For many Clark County residents, this Labor Day will be more celebratory than in recent years. More and more people are going to work, as preliminary numbers show that July's unemployment rate in the area was below 7 percent — compared with 9.5 percent a year ago.
Those recently released statistics take on added significance today as the nation pauses to celebrate the American worker. As Dr. Martin Luther King Jr. is credited with saying, "All labor that uplifts humanity has dignity and importance and should be undertaken with painstaking excellence." There is, indeed, dignity and importance in all labor. An honest day's work for an honest day's pay can enrich the soul as much as the pocketbook — a realization that over the centuries has helped the United States develop the world's most powerful economy.

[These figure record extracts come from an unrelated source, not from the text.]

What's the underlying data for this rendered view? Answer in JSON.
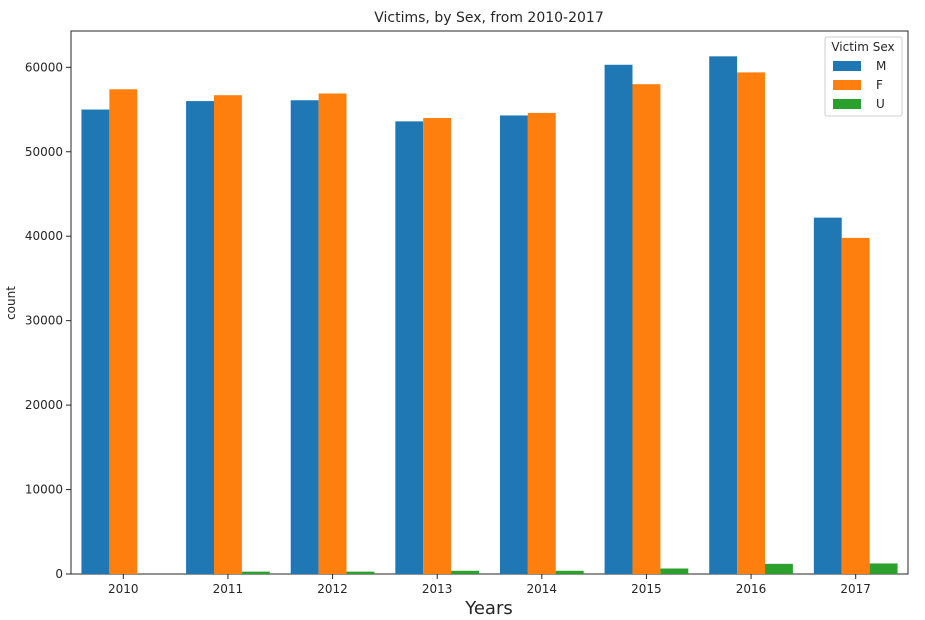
{
  "chart_data": {
    "type": "bar",
    "title": "Victims, by Sex, from 2010-2017",
    "xlabel": "Years",
    "ylabel": "count",
    "categories": [
      "2010",
      "2011",
      "2012",
      "2013",
      "2014",
      "2015",
      "2016",
      "2017"
    ],
    "series": [
      {
        "name": "M",
        "color": "#1f77b4",
        "values": [
          55000,
          56000,
          56100,
          53600,
          54300,
          60300,
          61300,
          42200
        ]
      },
      {
        "name": "F",
        "color": "#ff7f0e",
        "values": [
          57400,
          56700,
          56900,
          54000,
          54600,
          58000,
          59400,
          39800
        ]
      },
      {
        "name": "U",
        "color": "#2ca02c",
        "values": [
          0,
          280,
          280,
          380,
          380,
          650,
          1200,
          1250
        ]
      }
    ],
    "ylim": [
      0,
      64300
    ],
    "yticks": [
      0,
      10000,
      20000,
      30000,
      40000,
      50000,
      60000
    ],
    "grid": false,
    "legend": {
      "title": "Victim Sex",
      "placement": "top-right"
    }
  }
}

According to the U.S. Department of Labor, today "constitutes a yearly national tribute to the contributions workers have made to the strength, prosperity, and well-being of our country." The idea of Labor Day arose in the 1880s, and there is some dispute over whether Peter J. McGuire in New York City or Matthew McGuire in Patterson, N.J., should be hailed as the father of the holiday. The inaugural celebration was in New York City in 1882 in accordance with plans formulated by the Central Labor Union.

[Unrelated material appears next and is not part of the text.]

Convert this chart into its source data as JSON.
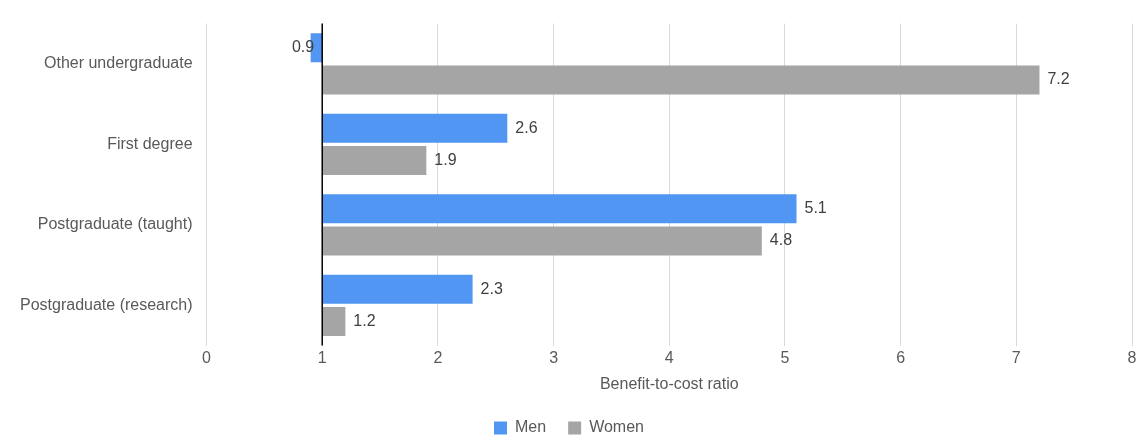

In 1887, Oregon became the first state to make Labor Day an official holiday, and President Grover Cleveland signed it into law as a national holiday in 1894. In other words, Labor Day predates, say, Mother's Day and Father's Day as an observance. As Peter McGuire said, the day was designed to honor those "who from rude nature have delved and carved all the grandeur we behold."
Not that the founding fathers of the holiday would recognize the makeup of the American workforce or the notion of labor these days. Some 130 years ago, it was difficult to imagine a workforce that integrated women and ethnic minorities. At the same time, it was difficult to imagine a five-day workweek, eight-hour workdays, a minimum wage, or paid vacations and sick days.
Not all that long ago, conditions for laborers often were abhorrent and dangerous, and the efforts of organized labor and progressive legislation have worked to mitigate that over the past century. Those gains were slow in coming. Henry Ford embraced the notion of paying his workers enough to be able to afford the cars they were making; a 1911 fire at the Triangle Shirtwaist Factory in New York, which killed 146 workers, led to vast improvements in workplace safety; and the Fair Labor Standards Act of 1938 established the 40-hour workweek, overtime pay, minimum wage, and limits on child labor.
Each of those milestones has helped enhance the lives of working Americans and has helped build the middle class that long served as the backbone of the nation's economy. While Americans are returning to work in the wake of the Great Recession, concerns linger about the state of the middle class and the availability of decent-paying jobs.
But, for now at least, things are moving in the right direction, as Clark County's economy added 6,100 jobs in the 12 months ending in July. "We're just in the right place at the right time," said Scott Bailey, regional labor economist for the state Employment Security Department. "Economies do come back after downturns. Businesses do start investing again. Consumers start spending more. We are in a recovery."
All of that will make this Labor Day seem a little more like a holiday than in recent years.